Staatsanwalt: Verbrechen in der Eisenbahn werden als Terroranschläge eingestuft

MINSK, 20. April (BelTA) – Verbrechen in der Eisenbahn werden als Terroranschläge eingestuft. Das erklärte Staatsanwalt Artjom Maimussow vom Ressort „Aufsicht über die Umsetzung der Verkehrsgesetze“ im Gespräch mit dem Belarussischen Rundfunk.

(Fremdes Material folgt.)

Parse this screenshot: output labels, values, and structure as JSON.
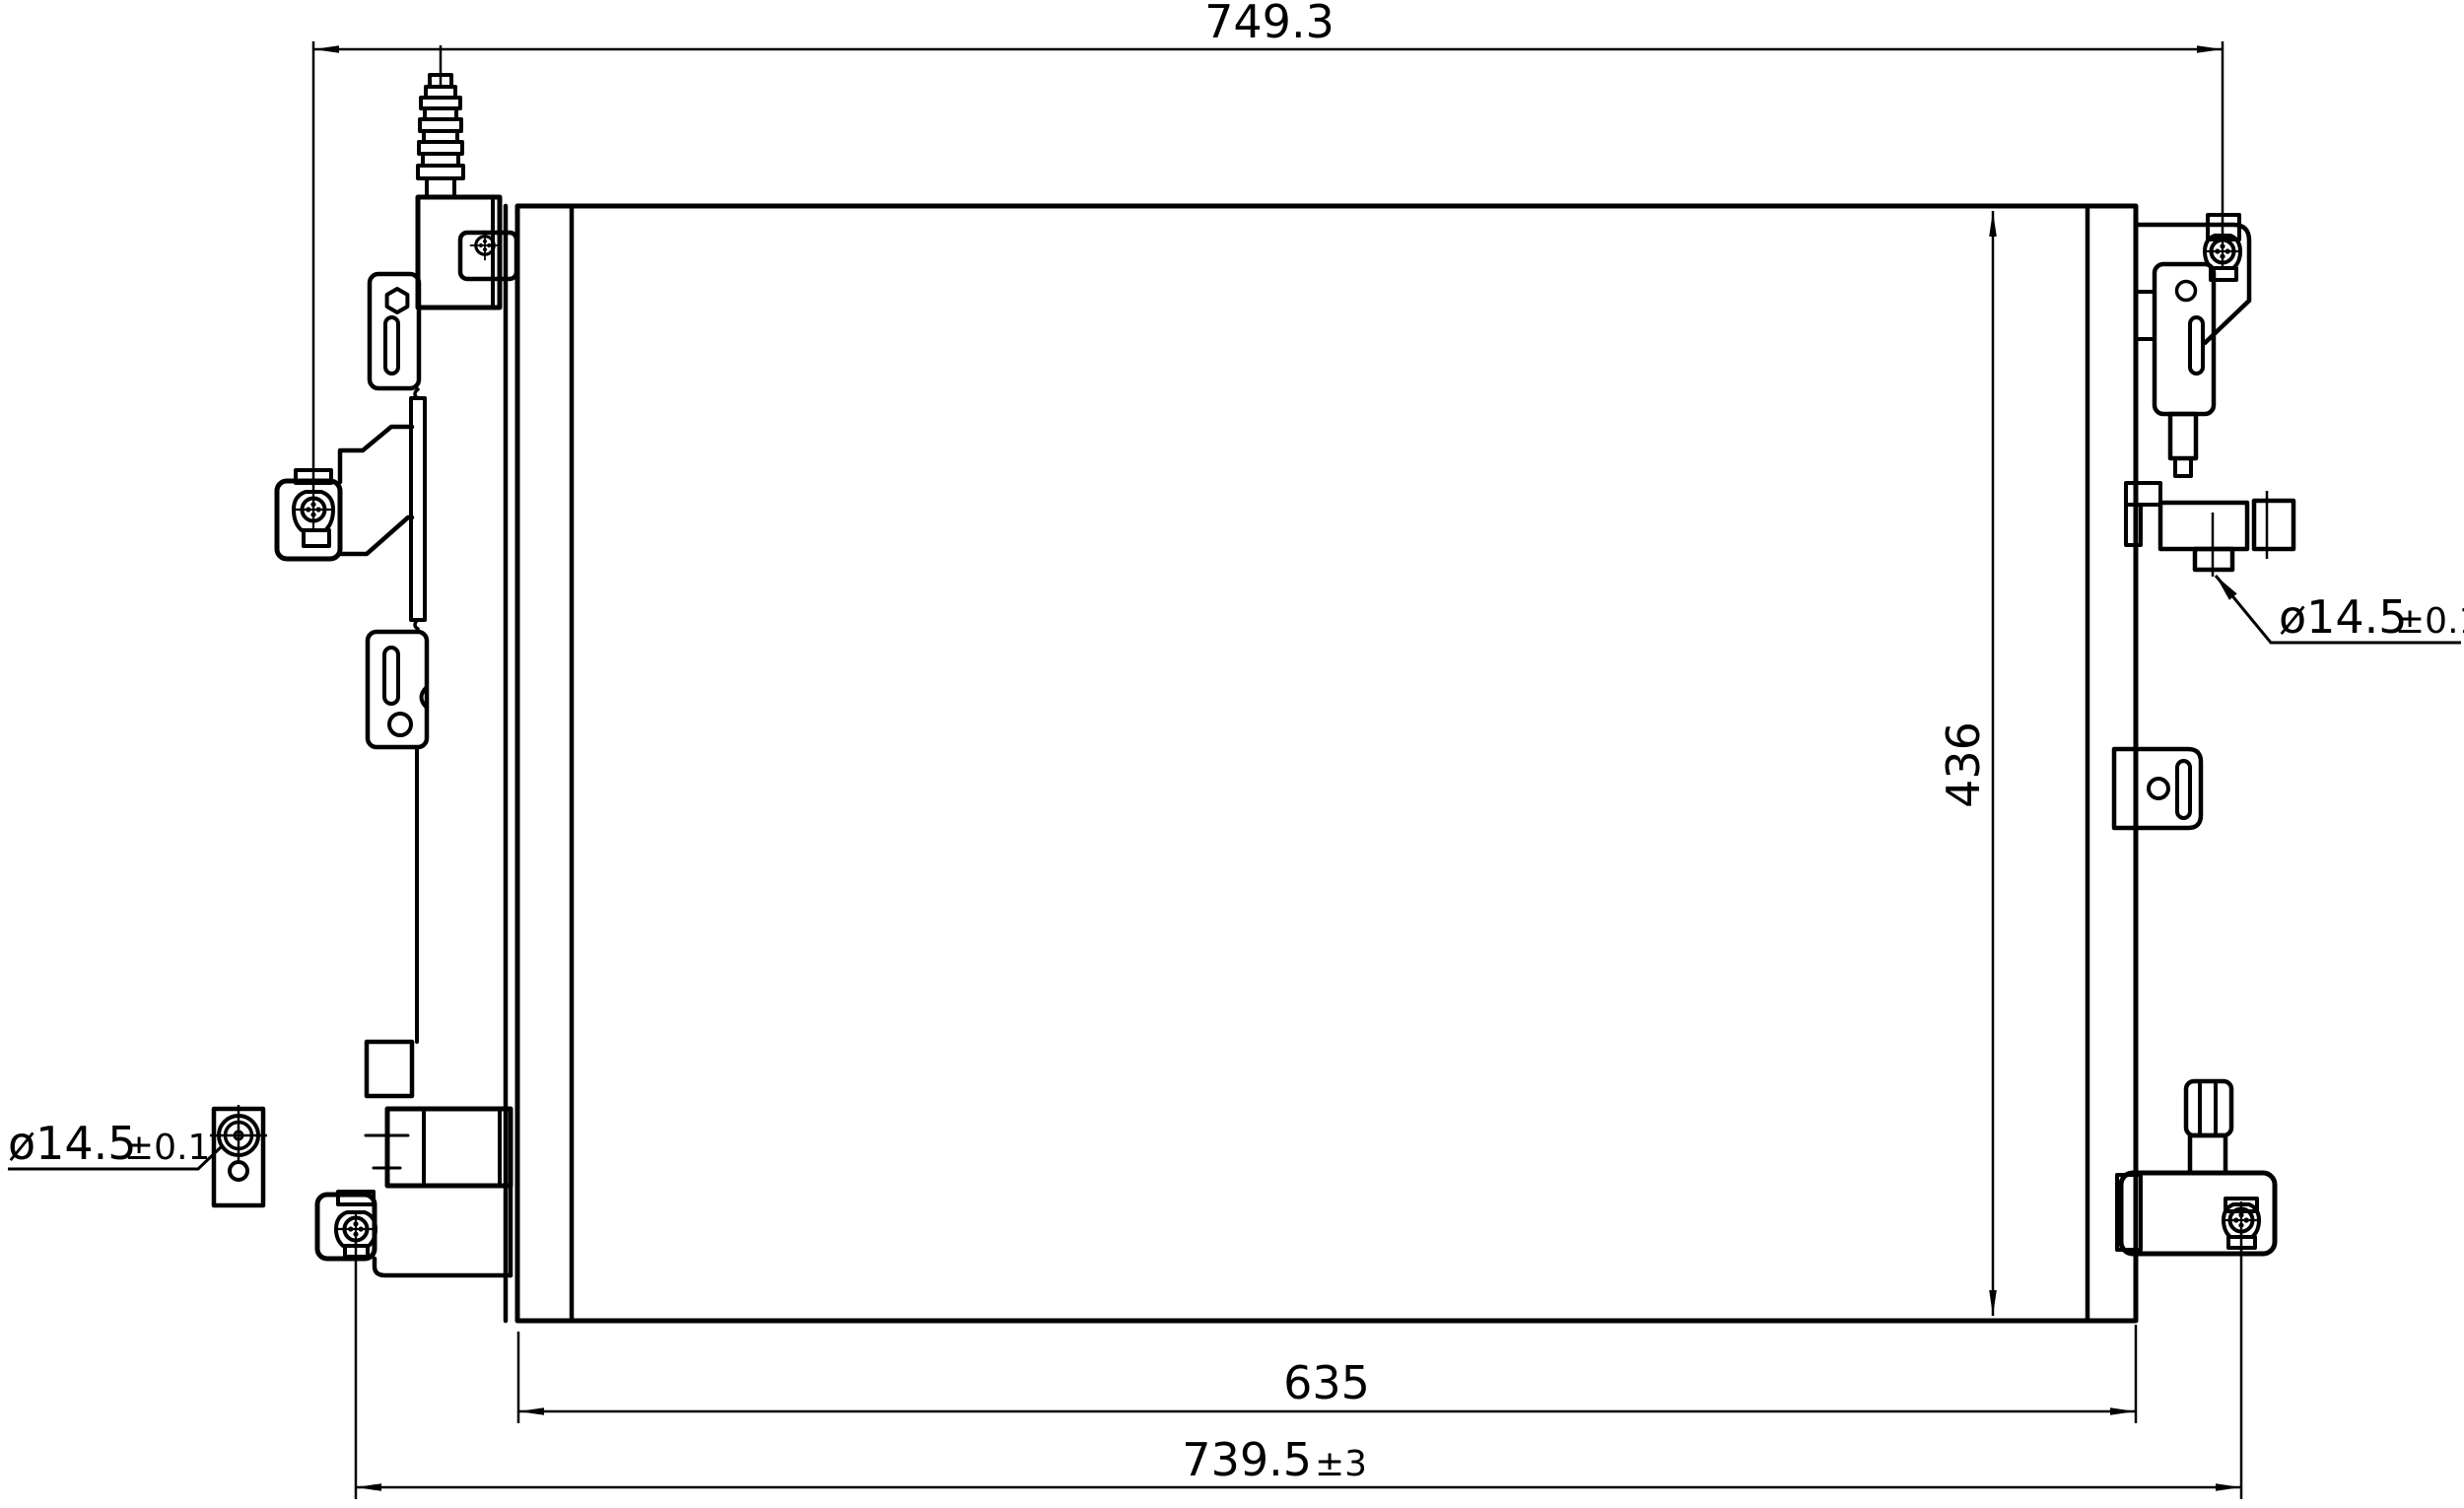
{
  "drawing": {
    "description": "Condenser outline dimensional drawing",
    "background_color": "#ffffff",
    "line_color": "#000000"
  },
  "dimensions": {
    "overall_width": {
      "value": "749.3"
    },
    "core_height": {
      "value": "436"
    },
    "core_width": {
      "value": "635"
    },
    "mounting_width": {
      "value": "739.5",
      "tolerance": "±3"
    },
    "left_port_diameter": {
      "value": "ø14.5",
      "tolerance": "±0.1"
    },
    "right_port_diameter": {
      "value": "ø14.5",
      "tolerance": "±0.1"
    }
  }
}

„Aufgrund der schwierigen internationalen Lage rund um Belarus werden seit März immer mehr Straftaten im Eisenbahnverkehr registriert“, sagte er. Dabei seien solche Verbrechen in der Eisenbahn radikaler geworden. „Handelte es sich früher in den meisten Fällen um das illegale Anbringen von Metalldrähten auf Schienen mit dem Ziel, die Bahngleise kurzzuschließen, stellen wir heute immer öfter allerlei Beschädigungen und Zerstörungen verschiedener Anlagen und Geräte fest“, fügte er hinzu.

„Das führt sowohl zu Sachschäden im Eisenbahnverkehr als auch zu einen längeren Zeitraum für die Wiederherstellung des normalen Bahnbetriebs. Deshalb haben die Strafverfolgungsbehörden beschlossen, solche Aktionen strenger zu qualifizieren. Verbrechen in der Eisenbahn werden nun als Terroranschläge eingestuft“, sagte Artjom Maimussow.